Avec The Hurt Locker, Kathryn Bigelow signe un film survolté sur la guerre en Irak, donnant à partager l’expérience au quotidien d’une patrouille de démineurs américains. Explosif…

Que Kathryn Bigelow allie le regard à la manière, voilà qui relève de l’évidence. Le premier est singulier: la preuve par Near Dark, Point Break ou Strange Days, autant d’£uvres venues démontrer que film de vampires, d’action ou d’anticipation, il n’est pas un genre que la réalisatrice américaine n’ait abordé sans y imprimer sa marque. Quant à la seconde, comment la qualifier autrement que de forte. Ainsi de The Hurt Locker qui, 6 ans après K-19, la voit renouer avec le film de guerre – celle d’Irak en l’occurrence. Un conflit que la réalisatrice aborde sur un mode frontal et viscéral, donnant à partager l’expérience d’une unité de démineurs américains à Bagdad.
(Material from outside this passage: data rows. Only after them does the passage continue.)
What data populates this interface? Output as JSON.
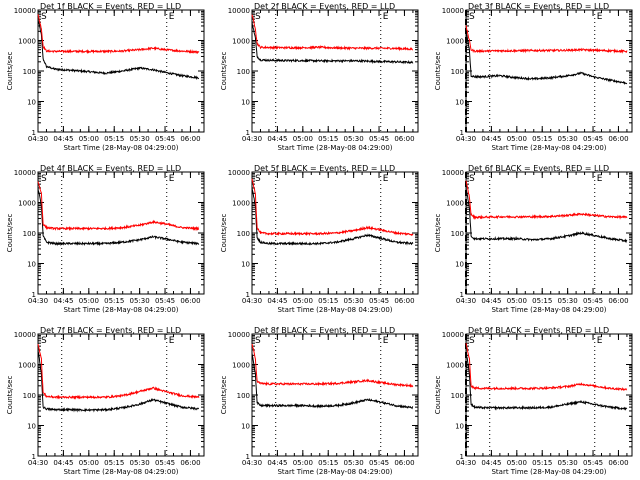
{
  "figure": {
    "background": "#ffffff",
    "axis_color": "#000000",
    "events_color": "#000000",
    "lld_color": "#ff0000"
  },
  "chart_data": [
    {
      "type": "line",
      "title": "Det 1f BLACK = Events, RED = LLD",
      "xlabel": "Start Time (28-May-08 04:29:00)",
      "ylabel": "Counts/sec",
      "y_scale": "log",
      "ylim": [
        1,
        10000
      ],
      "y_ticks": [
        "1",
        "10",
        "100",
        "1000",
        "10000"
      ],
      "xlim": [
        "04:30",
        "06:08"
      ],
      "x_ticks": [
        "04:30",
        "04:45",
        "05:00",
        "05:15",
        "05:30",
        "05:45",
        "06:00"
      ],
      "vertical_lines": [
        {
          "time": "04:44",
          "style": "dotted"
        },
        {
          "time": "05:46",
          "style": "dotted"
        }
      ],
      "corner_marks": [
        "S",
        "E"
      ],
      "series": [
        {
          "label_role": "Events",
          "color": "#000000",
          "x": [
            "04:30",
            "04:32",
            "04:33",
            "04:35",
            "04:40",
            "04:50",
            "05:00",
            "05:10",
            "05:20",
            "05:30",
            "05:38",
            "05:45",
            "05:55",
            "06:05"
          ],
          "y": [
            5000,
            1500,
            250,
            140,
            115,
            105,
            95,
            85,
            100,
            125,
            110,
            90,
            70,
            60
          ]
        },
        {
          "label_role": "LLD",
          "color": "#ff0000",
          "x": [
            "04:30",
            "04:32",
            "04:33",
            "04:35",
            "04:40",
            "04:50",
            "05:00",
            "05:10",
            "05:20",
            "05:30",
            "05:38",
            "05:45",
            "05:55",
            "06:05"
          ],
          "y": [
            7000,
            2500,
            650,
            450,
            440,
            440,
            440,
            440,
            450,
            500,
            560,
            500,
            450,
            420
          ]
        }
      ]
    },
    {
      "type": "line",
      "title": "Det 2f BLACK = Events, RED = LLD",
      "xlabel": "Start Time (28-May-08 04:29:00)",
      "ylabel": "Counts/sec",
      "y_scale": "log",
      "ylim": [
        1,
        10000
      ],
      "y_ticks": [
        "1",
        "10",
        "100",
        "1000",
        "10000"
      ],
      "xlim": [
        "04:30",
        "06:08"
      ],
      "x_ticks": [
        "04:30",
        "04:45",
        "05:00",
        "05:15",
        "05:30",
        "05:45",
        "06:00"
      ],
      "vertical_lines": [
        {
          "time": "04:44",
          "style": "dotted"
        },
        {
          "time": "05:46",
          "style": "dotted"
        }
      ],
      "corner_marks": [
        "S",
        "E"
      ],
      "series": [
        {
          "label_role": "Events",
          "color": "#000000",
          "x": [
            "04:30",
            "04:32",
            "04:33",
            "04:35",
            "04:40",
            "04:50",
            "05:00",
            "05:10",
            "05:20",
            "05:30",
            "05:38",
            "05:45",
            "05:55",
            "06:05"
          ],
          "y": [
            4000,
            1200,
            300,
            230,
            225,
            220,
            220,
            215,
            215,
            215,
            210,
            205,
            200,
            190
          ]
        },
        {
          "label_role": "LLD",
          "color": "#ff0000",
          "x": [
            "04:30",
            "04:32",
            "04:33",
            "04:35",
            "04:40",
            "04:50",
            "05:00",
            "05:10",
            "05:20",
            "05:30",
            "05:38",
            "05:45",
            "05:55",
            "06:05"
          ],
          "y": [
            7000,
            2500,
            800,
            600,
            590,
            580,
            580,
            600,
            570,
            560,
            560,
            560,
            550,
            520
          ]
        }
      ]
    },
    {
      "type": "line",
      "title": "Det 3f BLACK = Events, RED = LLD",
      "xlabel": "Start Time (28-May-08 04:29:00)",
      "ylabel": "Counts/sec",
      "y_scale": "log",
      "ylim": [
        1,
        10000
      ],
      "y_ticks": [
        "1",
        "10",
        "100",
        "1000",
        "10000"
      ],
      "xlim": [
        "04:30",
        "06:08"
      ],
      "x_ticks": [
        "04:30",
        "04:45",
        "05:00",
        "05:15",
        "05:30",
        "05:45",
        "06:00"
      ],
      "vertical_lines": [
        {
          "time": "04:30",
          "style": "dashed"
        },
        {
          "time": "04:44",
          "style": "dotted"
        },
        {
          "time": "05:46",
          "style": "dotted"
        }
      ],
      "corner_marks": [
        "S",
        "E"
      ],
      "series": [
        {
          "label_role": "Events",
          "color": "#000000",
          "x": [
            "04:30",
            "04:32",
            "04:33",
            "04:35",
            "04:40",
            "04:50",
            "05:00",
            "05:10",
            "05:20",
            "05:30",
            "05:38",
            "05:45",
            "05:55",
            "06:05"
          ],
          "y": [
            2000,
            500,
            70,
            65,
            65,
            70,
            60,
            55,
            60,
            70,
            85,
            65,
            50,
            40
          ]
        },
        {
          "label_role": "LLD",
          "color": "#ff0000",
          "x": [
            "04:30",
            "04:32",
            "04:33",
            "04:35",
            "04:40",
            "04:50",
            "05:00",
            "05:10",
            "05:20",
            "05:30",
            "05:38",
            "05:45",
            "05:55",
            "06:05"
          ],
          "y": [
            3000,
            1000,
            500,
            450,
            450,
            460,
            460,
            470,
            470,
            480,
            500,
            480,
            460,
            440
          ]
        }
      ]
    },
    {
      "type": "line",
      "title": "Det 4f BLACK = Events, RED = LLD",
      "xlabel": "Start Time (28-May-08 04:29:00)",
      "ylabel": "Counts/sec",
      "y_scale": "log",
      "ylim": [
        1,
        10000
      ],
      "y_ticks": [
        "1",
        "10",
        "100",
        "1000",
        "10000"
      ],
      "xlim": [
        "04:30",
        "06:08"
      ],
      "x_ticks": [
        "04:30",
        "04:45",
        "05:00",
        "05:15",
        "05:30",
        "05:45",
        "06:00"
      ],
      "vertical_lines": [
        {
          "time": "04:44",
          "style": "dotted"
        },
        {
          "time": "05:46",
          "style": "dotted"
        }
      ],
      "corner_marks": [
        "S",
        "E"
      ],
      "series": [
        {
          "label_role": "Events",
          "color": "#000000",
          "x": [
            "04:30",
            "04:32",
            "04:33",
            "04:35",
            "04:40",
            "04:50",
            "05:00",
            "05:10",
            "05:20",
            "05:30",
            "05:38",
            "05:45",
            "05:55",
            "06:05"
          ],
          "y": [
            3000,
            800,
            80,
            50,
            45,
            45,
            45,
            45,
            50,
            60,
            75,
            65,
            50,
            45
          ]
        },
        {
          "label_role": "LLD",
          "color": "#ff0000",
          "x": [
            "04:30",
            "04:32",
            "04:33",
            "04:35",
            "04:40",
            "04:50",
            "05:00",
            "05:10",
            "05:20",
            "05:30",
            "05:38",
            "05:45",
            "05:55",
            "06:05"
          ],
          "y": [
            5000,
            2000,
            200,
            150,
            140,
            140,
            140,
            140,
            150,
            180,
            230,
            200,
            150,
            140
          ]
        }
      ]
    },
    {
      "type": "line",
      "title": "Det 5f BLACK = Events, RED = LLD",
      "xlabel": "Start Time (28-May-08 04:29:00)",
      "ylabel": "Counts/sec",
      "y_scale": "log",
      "ylim": [
        1,
        10000
      ],
      "y_ticks": [
        "1",
        "10",
        "100",
        "1000",
        "10000"
      ],
      "xlim": [
        "04:30",
        "06:08"
      ],
      "x_ticks": [
        "04:30",
        "04:45",
        "05:00",
        "05:15",
        "05:30",
        "05:45",
        "06:00"
      ],
      "vertical_lines": [
        {
          "time": "04:44",
          "style": "dotted"
        },
        {
          "time": "05:46",
          "style": "dotted"
        }
      ],
      "corner_marks": [
        "S",
        "E"
      ],
      "series": [
        {
          "label_role": "Events",
          "color": "#000000",
          "x": [
            "04:30",
            "04:32",
            "04:33",
            "04:35",
            "04:40",
            "04:50",
            "05:00",
            "05:10",
            "05:20",
            "05:30",
            "05:38",
            "05:45",
            "05:55",
            "06:05"
          ],
          "y": [
            3000,
            800,
            70,
            50,
            45,
            45,
            45,
            45,
            50,
            65,
            85,
            70,
            50,
            45
          ]
        },
        {
          "label_role": "LLD",
          "color": "#ff0000",
          "x": [
            "04:30",
            "04:32",
            "04:33",
            "04:35",
            "04:40",
            "04:50",
            "05:00",
            "05:10",
            "05:20",
            "05:30",
            "05:38",
            "05:45",
            "05:55",
            "06:05"
          ],
          "y": [
            6000,
            2000,
            150,
            100,
            95,
            95,
            95,
            95,
            100,
            120,
            150,
            130,
            100,
            90
          ]
        }
      ]
    },
    {
      "type": "line",
      "title": "Det 6f BLACK = Events, RED = LLD",
      "xlabel": "Start Time (28-May-08 04:29:00)",
      "ylabel": "Counts/sec",
      "y_scale": "log",
      "ylim": [
        1,
        10000
      ],
      "y_ticks": [
        "1",
        "10",
        "100",
        "1000",
        "10000"
      ],
      "xlim": [
        "04:30",
        "06:08"
      ],
      "x_ticks": [
        "04:30",
        "04:45",
        "05:00",
        "05:15",
        "05:30",
        "05:45",
        "06:00"
      ],
      "vertical_lines": [
        {
          "time": "04:30",
          "style": "dashed"
        },
        {
          "time": "04:44",
          "style": "dotted"
        },
        {
          "time": "05:46",
          "style": "dotted"
        }
      ],
      "corner_marks": [
        "S",
        "E"
      ],
      "series": [
        {
          "label_role": "Events",
          "color": "#000000",
          "x": [
            "04:30",
            "04:32",
            "04:33",
            "04:35",
            "04:40",
            "04:50",
            "05:00",
            "05:10",
            "05:20",
            "05:30",
            "05:38",
            "05:45",
            "05:55",
            "06:05"
          ],
          "y": [
            3000,
            700,
            80,
            65,
            65,
            65,
            65,
            60,
            65,
            80,
            100,
            85,
            65,
            55
          ]
        },
        {
          "label_role": "LLD",
          "color": "#ff0000",
          "x": [
            "04:30",
            "04:32",
            "04:33",
            "04:35",
            "04:40",
            "04:50",
            "05:00",
            "05:10",
            "05:20",
            "05:30",
            "05:38",
            "05:45",
            "05:55",
            "06:05"
          ],
          "y": [
            5000,
            1500,
            400,
            330,
            330,
            340,
            340,
            340,
            350,
            380,
            420,
            380,
            340,
            330
          ]
        }
      ]
    },
    {
      "type": "line",
      "title": "Det 7f BLACK = Events, RED = LLD",
      "xlabel": "Start Time (28-May-08 04:29:00)",
      "ylabel": "Counts/sec",
      "y_scale": "log",
      "ylim": [
        1,
        10000
      ],
      "y_ticks": [
        "1",
        "10",
        "100",
        "1000",
        "10000"
      ],
      "xlim": [
        "04:30",
        "06:08"
      ],
      "x_ticks": [
        "04:30",
        "04:45",
        "05:00",
        "05:15",
        "05:30",
        "05:45",
        "06:00"
      ],
      "vertical_lines": [
        {
          "time": "04:44",
          "style": "dotted"
        },
        {
          "time": "05:46",
          "style": "dotted"
        }
      ],
      "corner_marks": [
        "S",
        "E"
      ],
      "series": [
        {
          "label_role": "Events",
          "color": "#000000",
          "x": [
            "04:30",
            "04:32",
            "04:33",
            "04:35",
            "04:40",
            "04:50",
            "05:00",
            "05:10",
            "05:20",
            "05:30",
            "05:38",
            "05:45",
            "05:55",
            "06:05"
          ],
          "y": [
            3000,
            500,
            40,
            35,
            33,
            33,
            32,
            33,
            38,
            50,
            70,
            55,
            40,
            35
          ]
        },
        {
          "label_role": "LLD",
          "color": "#ff0000",
          "x": [
            "04:30",
            "04:32",
            "04:33",
            "04:35",
            "04:40",
            "04:50",
            "05:00",
            "05:10",
            "05:20",
            "05:30",
            "05:38",
            "05:45",
            "05:55",
            "06:05"
          ],
          "y": [
            5000,
            1500,
            120,
            90,
            85,
            85,
            85,
            85,
            95,
            130,
            170,
            130,
            95,
            85
          ]
        }
      ]
    },
    {
      "type": "line",
      "title": "Det 8f BLACK = Events, RED = LLD",
      "xlabel": "Start Time (28-May-08 04:29:00)",
      "ylabel": "Counts/sec",
      "y_scale": "log",
      "ylim": [
        1,
        10000
      ],
      "y_ticks": [
        "1",
        "10",
        "100",
        "1000",
        "10000"
      ],
      "xlim": [
        "04:30",
        "06:08"
      ],
      "x_ticks": [
        "04:30",
        "04:45",
        "05:00",
        "05:15",
        "05:30",
        "05:45",
        "06:00"
      ],
      "vertical_lines": [
        {
          "time": "04:44",
          "style": "dotted"
        },
        {
          "time": "05:46",
          "style": "dotted"
        }
      ],
      "corner_marks": [
        "S",
        "E"
      ],
      "series": [
        {
          "label_role": "Events",
          "color": "#000000",
          "x": [
            "04:30",
            "04:32",
            "04:33",
            "04:35",
            "04:40",
            "04:50",
            "05:00",
            "05:10",
            "05:20",
            "05:30",
            "05:38",
            "05:45",
            "05:55",
            "06:05"
          ],
          "y": [
            2500,
            500,
            55,
            45,
            45,
            45,
            45,
            43,
            45,
            55,
            70,
            60,
            45,
            38
          ]
        },
        {
          "label_role": "LLD",
          "color": "#ff0000",
          "x": [
            "04:30",
            "04:32",
            "04:33",
            "04:35",
            "04:40",
            "04:50",
            "05:00",
            "05:10",
            "05:20",
            "05:30",
            "05:38",
            "05:45",
            "05:55",
            "06:05"
          ],
          "y": [
            5000,
            1500,
            280,
            240,
            230,
            230,
            230,
            230,
            240,
            270,
            300,
            260,
            220,
            200
          ]
        }
      ]
    },
    {
      "type": "line",
      "title": "Det 9f BLACK = Events, RED = LLD",
      "xlabel": "Start Time (28-May-08 04:29:00)",
      "ylabel": "Counts/sec",
      "y_scale": "log",
      "ylim": [
        1,
        10000
      ],
      "y_ticks": [
        "1",
        "10",
        "100",
        "1000",
        "10000"
      ],
      "xlim": [
        "04:30",
        "06:08"
      ],
      "x_ticks": [
        "04:30",
        "04:45",
        "05:00",
        "05:15",
        "05:30",
        "05:45",
        "06:00"
      ],
      "vertical_lines": [
        {
          "time": "04:30",
          "style": "dashed"
        },
        {
          "time": "04:44",
          "style": "dotted"
        },
        {
          "time": "05:46",
          "style": "dotted"
        }
      ],
      "corner_marks": [
        "S",
        "E"
      ],
      "series": [
        {
          "label_role": "Events",
          "color": "#000000",
          "x": [
            "04:30",
            "04:32",
            "04:33",
            "04:35",
            "04:40",
            "04:50",
            "05:00",
            "05:10",
            "05:20",
            "05:30",
            "05:38",
            "05:45",
            "05:55",
            "06:05"
          ],
          "y": [
            3000,
            500,
            50,
            40,
            38,
            38,
            38,
            38,
            40,
            50,
            60,
            50,
            40,
            35
          ]
        },
        {
          "label_role": "LLD",
          "color": "#ff0000",
          "x": [
            "04:30",
            "04:32",
            "04:33",
            "04:35",
            "04:40",
            "04:50",
            "05:00",
            "05:10",
            "05:20",
            "05:30",
            "05:38",
            "05:45",
            "05:55",
            "06:05"
          ],
          "y": [
            5000,
            1500,
            200,
            170,
            165,
            165,
            165,
            165,
            170,
            190,
            230,
            200,
            165,
            150
          ]
        }
      ]
    }
  ]
}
Uppercut – ou plutôt bombe à retardement, vu les circonstances -, le film doit son impact à la puissance de sa mise en scène, bien sûr, mais aussi à la qualité de son scénario, signé Mark Boal, l’auteur également de In the Valley of Elah de Paul Haggis. A l’origine de The Hurt Locker, son expérience de journaliste, embarqué en Irak avec une patrouille de déminage. « A mon retour, en 2005, j’ai appelé Kathryn pour lui dire que j’avais ramené du matériel susceptible de l’intéresser… « 

Et pour cause. Trois ans plus tard, la paire, rayonnante, rencontre la presse à la Mostra de Venise, où le film a produit un effet considérable. « Pour moi, il n’y avait pas encore eu de film sur l’Irak au cinéma, observe Kathryn Bigelow. Il y en a bien eu sur la réintégration des soldats, mais rien sur ce qui se passe sur le terrain. Au contraire de l’Afghanistan ou de la guerre du Golfe, le conflit irakien n’avait pas été montré sur les écrans; en ce sens, on peut dire que nous avons défriché un territoire original. Je pense que les gens ont faim d’informations et d’observations de première main. On ne peut argumenter avec la vérité – on est ici au confluent de la pertinence et de l’expérience émotionnelle la plus forte. »

Humains et inhumain

Pour coller au plus près à la réalité, Kathryn Bigelow a choisi de tourner en Jordanie. « Une question d’authenticité, souligne-t-elle.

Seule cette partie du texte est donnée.